The key difference is that Wesley taught sanctification can be completed in a second crisis experience before death, whereas Reformed theology (as in the Westminster Confession, 1646) views sanctification as a lifelong, gradual process that is never fully complete in this life. Wesley grounded his view in 1 John 4:17-18 and other texts describing perfect love, while the Reformed tradition emphasizes the ongoing mortification of sin as a daily battle. The Wesleyan view became foundational to Methodism and later to the Holiness and Pentecostal movements.

When did Methodism officially adopt the doctrine of entire sanctification?

The Methodist movement under Wesley's leadership incorporated entire sanctification as a central distinctive from the 1760s onward, and it was formally embedded in Methodist theology through Wesley's 1766 treatise 'A Plain Account of Christian Perfection.' The Methodist Episcopal Church in America, founded in 1784, inherited this teaching, and it was later codified in various Holiness movement confessions in the nineteenth century. The Church of the Nazarene (1908) and the Wesleyan Church remain the most prominent denominations today that formally confess entire sanctification.

What Scripture passages did Wesley use to support entire sanctification?

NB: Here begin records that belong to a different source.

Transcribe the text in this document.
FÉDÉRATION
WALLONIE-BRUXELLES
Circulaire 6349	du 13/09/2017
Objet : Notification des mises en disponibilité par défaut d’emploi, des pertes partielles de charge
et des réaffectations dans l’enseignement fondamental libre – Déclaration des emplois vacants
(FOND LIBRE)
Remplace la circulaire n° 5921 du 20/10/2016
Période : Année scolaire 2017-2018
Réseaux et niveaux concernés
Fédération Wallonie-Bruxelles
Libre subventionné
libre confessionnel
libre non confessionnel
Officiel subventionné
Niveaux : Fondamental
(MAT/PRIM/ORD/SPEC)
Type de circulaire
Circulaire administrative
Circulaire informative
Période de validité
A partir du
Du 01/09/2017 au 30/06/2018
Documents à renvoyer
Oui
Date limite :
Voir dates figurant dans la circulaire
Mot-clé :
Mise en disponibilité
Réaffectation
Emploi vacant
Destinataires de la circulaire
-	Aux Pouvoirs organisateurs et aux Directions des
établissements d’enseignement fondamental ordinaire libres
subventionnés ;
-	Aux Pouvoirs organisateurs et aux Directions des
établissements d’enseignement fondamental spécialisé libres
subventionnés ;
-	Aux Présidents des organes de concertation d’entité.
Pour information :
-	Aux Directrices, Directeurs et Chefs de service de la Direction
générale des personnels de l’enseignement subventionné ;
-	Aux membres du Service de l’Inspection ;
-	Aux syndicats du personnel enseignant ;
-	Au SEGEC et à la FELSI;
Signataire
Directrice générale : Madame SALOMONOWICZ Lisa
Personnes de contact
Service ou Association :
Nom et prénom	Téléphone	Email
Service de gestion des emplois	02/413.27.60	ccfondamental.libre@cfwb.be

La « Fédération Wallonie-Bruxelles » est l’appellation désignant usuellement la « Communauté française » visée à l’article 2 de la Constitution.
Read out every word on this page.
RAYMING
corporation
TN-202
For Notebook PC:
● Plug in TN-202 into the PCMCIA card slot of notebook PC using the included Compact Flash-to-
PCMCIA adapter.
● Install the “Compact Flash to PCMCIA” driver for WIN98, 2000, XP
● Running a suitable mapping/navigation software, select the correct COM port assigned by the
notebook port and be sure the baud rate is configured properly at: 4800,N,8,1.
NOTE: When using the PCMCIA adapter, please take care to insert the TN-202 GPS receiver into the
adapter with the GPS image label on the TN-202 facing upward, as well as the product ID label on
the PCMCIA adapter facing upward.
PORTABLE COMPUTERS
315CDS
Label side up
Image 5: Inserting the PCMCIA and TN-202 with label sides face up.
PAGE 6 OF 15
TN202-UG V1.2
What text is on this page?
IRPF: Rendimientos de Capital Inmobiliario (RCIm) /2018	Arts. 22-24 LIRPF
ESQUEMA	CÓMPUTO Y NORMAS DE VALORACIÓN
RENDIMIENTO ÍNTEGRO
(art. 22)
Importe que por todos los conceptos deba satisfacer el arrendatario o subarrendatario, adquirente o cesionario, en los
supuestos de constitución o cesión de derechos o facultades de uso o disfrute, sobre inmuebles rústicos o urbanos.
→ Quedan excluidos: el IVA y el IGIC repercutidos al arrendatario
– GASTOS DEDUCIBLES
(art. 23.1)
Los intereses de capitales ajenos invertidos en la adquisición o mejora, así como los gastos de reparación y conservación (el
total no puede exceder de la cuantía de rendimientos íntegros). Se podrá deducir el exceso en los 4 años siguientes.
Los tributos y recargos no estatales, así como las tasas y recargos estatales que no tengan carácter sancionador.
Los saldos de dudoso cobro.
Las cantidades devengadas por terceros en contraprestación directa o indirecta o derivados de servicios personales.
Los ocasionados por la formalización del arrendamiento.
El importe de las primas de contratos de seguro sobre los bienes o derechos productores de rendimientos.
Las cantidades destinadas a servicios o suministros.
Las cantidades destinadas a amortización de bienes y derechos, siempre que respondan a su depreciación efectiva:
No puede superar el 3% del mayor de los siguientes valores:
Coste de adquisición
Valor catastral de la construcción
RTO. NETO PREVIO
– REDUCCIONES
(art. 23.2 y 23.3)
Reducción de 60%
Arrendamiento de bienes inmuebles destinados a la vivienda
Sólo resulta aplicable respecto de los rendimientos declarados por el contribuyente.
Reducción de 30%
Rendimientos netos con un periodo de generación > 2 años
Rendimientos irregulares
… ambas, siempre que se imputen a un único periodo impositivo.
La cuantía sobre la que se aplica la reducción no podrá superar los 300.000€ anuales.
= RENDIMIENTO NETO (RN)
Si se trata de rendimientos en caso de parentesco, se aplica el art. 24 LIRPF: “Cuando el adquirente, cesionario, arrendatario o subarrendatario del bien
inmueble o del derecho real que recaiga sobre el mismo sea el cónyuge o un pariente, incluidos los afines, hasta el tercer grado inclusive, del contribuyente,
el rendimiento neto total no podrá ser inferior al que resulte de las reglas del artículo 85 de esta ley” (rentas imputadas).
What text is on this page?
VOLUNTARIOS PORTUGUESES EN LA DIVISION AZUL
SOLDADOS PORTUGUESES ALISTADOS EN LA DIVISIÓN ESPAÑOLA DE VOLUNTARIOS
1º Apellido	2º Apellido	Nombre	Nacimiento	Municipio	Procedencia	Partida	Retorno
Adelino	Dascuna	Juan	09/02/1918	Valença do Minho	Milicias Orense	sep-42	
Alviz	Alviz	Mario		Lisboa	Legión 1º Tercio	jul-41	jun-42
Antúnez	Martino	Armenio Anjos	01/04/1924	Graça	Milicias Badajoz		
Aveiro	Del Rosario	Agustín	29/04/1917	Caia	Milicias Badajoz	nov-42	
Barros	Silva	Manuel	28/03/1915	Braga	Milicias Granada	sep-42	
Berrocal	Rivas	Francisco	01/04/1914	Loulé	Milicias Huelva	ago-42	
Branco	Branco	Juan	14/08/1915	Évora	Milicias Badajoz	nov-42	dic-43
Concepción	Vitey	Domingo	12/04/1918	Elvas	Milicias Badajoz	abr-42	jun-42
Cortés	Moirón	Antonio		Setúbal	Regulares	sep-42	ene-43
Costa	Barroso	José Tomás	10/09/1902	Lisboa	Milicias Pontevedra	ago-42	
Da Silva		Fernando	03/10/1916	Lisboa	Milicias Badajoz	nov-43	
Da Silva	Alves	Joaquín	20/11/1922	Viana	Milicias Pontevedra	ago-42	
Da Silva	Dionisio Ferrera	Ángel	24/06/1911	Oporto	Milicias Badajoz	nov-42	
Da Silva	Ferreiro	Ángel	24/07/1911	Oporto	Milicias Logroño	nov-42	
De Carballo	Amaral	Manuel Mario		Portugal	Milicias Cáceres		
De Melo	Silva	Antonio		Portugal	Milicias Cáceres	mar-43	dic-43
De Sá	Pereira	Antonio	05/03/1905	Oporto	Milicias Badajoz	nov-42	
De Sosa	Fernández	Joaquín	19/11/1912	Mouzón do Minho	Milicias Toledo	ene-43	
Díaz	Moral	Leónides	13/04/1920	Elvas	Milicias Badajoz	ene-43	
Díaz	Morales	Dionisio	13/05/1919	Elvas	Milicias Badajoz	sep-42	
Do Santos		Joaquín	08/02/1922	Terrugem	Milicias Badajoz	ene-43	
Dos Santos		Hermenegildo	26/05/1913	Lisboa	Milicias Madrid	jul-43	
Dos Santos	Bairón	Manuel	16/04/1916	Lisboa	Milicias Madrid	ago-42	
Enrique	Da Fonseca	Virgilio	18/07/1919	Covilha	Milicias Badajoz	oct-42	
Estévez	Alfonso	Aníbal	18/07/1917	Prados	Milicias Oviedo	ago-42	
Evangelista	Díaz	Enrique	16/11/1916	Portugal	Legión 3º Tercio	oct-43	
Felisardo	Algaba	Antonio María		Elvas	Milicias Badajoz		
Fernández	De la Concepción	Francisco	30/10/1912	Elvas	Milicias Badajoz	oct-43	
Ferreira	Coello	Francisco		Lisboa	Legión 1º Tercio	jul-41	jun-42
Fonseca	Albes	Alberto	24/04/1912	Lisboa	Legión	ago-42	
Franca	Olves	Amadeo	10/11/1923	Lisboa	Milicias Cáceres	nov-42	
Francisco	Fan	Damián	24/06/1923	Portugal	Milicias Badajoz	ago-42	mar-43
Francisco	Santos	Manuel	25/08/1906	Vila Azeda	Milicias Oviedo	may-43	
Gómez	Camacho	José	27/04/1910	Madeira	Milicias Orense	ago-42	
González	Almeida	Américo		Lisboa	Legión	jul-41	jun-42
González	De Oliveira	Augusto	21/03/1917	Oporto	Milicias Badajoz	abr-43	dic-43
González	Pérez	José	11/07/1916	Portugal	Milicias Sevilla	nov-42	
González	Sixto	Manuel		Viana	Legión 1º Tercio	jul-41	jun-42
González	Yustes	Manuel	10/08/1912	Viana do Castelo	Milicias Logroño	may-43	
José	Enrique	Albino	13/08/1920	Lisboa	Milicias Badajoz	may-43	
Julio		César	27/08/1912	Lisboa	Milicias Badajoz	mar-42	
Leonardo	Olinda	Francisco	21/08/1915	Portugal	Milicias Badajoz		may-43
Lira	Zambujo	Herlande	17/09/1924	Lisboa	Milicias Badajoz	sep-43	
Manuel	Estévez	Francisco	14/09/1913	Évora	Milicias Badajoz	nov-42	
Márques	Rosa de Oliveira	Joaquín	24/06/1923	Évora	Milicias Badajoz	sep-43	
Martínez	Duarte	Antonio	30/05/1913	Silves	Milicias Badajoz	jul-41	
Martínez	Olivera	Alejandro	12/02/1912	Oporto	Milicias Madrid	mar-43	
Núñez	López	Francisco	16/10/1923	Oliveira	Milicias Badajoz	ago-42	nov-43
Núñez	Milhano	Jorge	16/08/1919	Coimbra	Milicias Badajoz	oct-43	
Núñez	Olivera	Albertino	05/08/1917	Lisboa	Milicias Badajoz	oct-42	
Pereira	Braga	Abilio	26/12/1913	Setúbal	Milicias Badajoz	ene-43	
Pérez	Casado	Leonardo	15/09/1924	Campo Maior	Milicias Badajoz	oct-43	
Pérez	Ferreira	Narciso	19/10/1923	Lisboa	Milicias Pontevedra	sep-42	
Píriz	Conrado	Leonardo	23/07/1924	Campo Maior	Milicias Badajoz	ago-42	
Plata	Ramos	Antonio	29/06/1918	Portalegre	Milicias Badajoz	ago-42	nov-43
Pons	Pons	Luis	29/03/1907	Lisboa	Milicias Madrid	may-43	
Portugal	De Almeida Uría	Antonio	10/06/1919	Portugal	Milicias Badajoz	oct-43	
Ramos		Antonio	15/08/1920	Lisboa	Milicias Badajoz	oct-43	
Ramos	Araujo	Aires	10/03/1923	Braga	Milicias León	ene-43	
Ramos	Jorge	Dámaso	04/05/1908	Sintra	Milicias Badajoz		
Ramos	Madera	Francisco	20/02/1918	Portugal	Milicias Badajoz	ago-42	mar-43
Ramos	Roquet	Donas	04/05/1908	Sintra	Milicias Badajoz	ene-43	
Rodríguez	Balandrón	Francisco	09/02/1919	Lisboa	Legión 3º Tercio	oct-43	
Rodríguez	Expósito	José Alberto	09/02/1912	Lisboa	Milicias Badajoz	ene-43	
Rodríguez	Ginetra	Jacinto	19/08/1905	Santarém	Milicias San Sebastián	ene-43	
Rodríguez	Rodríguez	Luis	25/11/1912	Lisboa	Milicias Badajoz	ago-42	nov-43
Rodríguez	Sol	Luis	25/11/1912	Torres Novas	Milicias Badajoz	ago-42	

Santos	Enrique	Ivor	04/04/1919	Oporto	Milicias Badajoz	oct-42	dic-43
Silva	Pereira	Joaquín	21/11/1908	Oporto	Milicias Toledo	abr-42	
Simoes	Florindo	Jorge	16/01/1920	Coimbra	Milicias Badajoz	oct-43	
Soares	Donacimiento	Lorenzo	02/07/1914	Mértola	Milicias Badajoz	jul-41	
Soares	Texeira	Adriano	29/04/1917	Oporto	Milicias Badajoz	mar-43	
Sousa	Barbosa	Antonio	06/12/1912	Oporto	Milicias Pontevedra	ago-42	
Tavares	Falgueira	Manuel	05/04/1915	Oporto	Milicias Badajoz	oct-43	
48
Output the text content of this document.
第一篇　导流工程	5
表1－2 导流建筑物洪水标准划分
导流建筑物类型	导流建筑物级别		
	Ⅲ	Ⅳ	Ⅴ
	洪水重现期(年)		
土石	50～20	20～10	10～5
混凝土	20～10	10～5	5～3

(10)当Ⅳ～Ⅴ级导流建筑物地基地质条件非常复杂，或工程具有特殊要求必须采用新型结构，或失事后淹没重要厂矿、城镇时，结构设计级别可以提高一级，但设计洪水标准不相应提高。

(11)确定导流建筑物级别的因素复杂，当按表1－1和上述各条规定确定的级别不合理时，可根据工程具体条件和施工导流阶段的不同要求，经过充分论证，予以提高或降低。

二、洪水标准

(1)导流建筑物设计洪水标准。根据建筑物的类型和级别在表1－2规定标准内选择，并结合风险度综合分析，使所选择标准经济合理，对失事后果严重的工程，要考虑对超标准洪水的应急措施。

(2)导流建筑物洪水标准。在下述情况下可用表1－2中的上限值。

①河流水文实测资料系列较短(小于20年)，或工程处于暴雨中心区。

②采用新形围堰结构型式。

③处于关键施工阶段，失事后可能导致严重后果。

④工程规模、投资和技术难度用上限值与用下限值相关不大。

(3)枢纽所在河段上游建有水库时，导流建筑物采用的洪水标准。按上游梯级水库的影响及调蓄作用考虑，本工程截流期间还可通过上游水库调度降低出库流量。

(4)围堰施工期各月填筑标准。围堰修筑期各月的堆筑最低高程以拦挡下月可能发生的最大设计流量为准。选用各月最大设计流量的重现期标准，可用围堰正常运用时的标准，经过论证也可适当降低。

Wesley drew primarily on Matthew 5:48 ('Be perfect, therefore, as your heavenly Father is perfect'), 1 John 4:18 ('perfect love drives out fear'), and Deuteronomy 6:5 (the command to love God with all one's heart) to argue that Scripture commands and therefore promises a state of complete love. He also appealed to 1 Thessalonians 5:23, where Paul prays for believers to be sanctified 'wholly.' Wesley believed that since God commands perfect love, He must also provide grace to attain it, making entire sanctification both a biblical duty and a divine promise.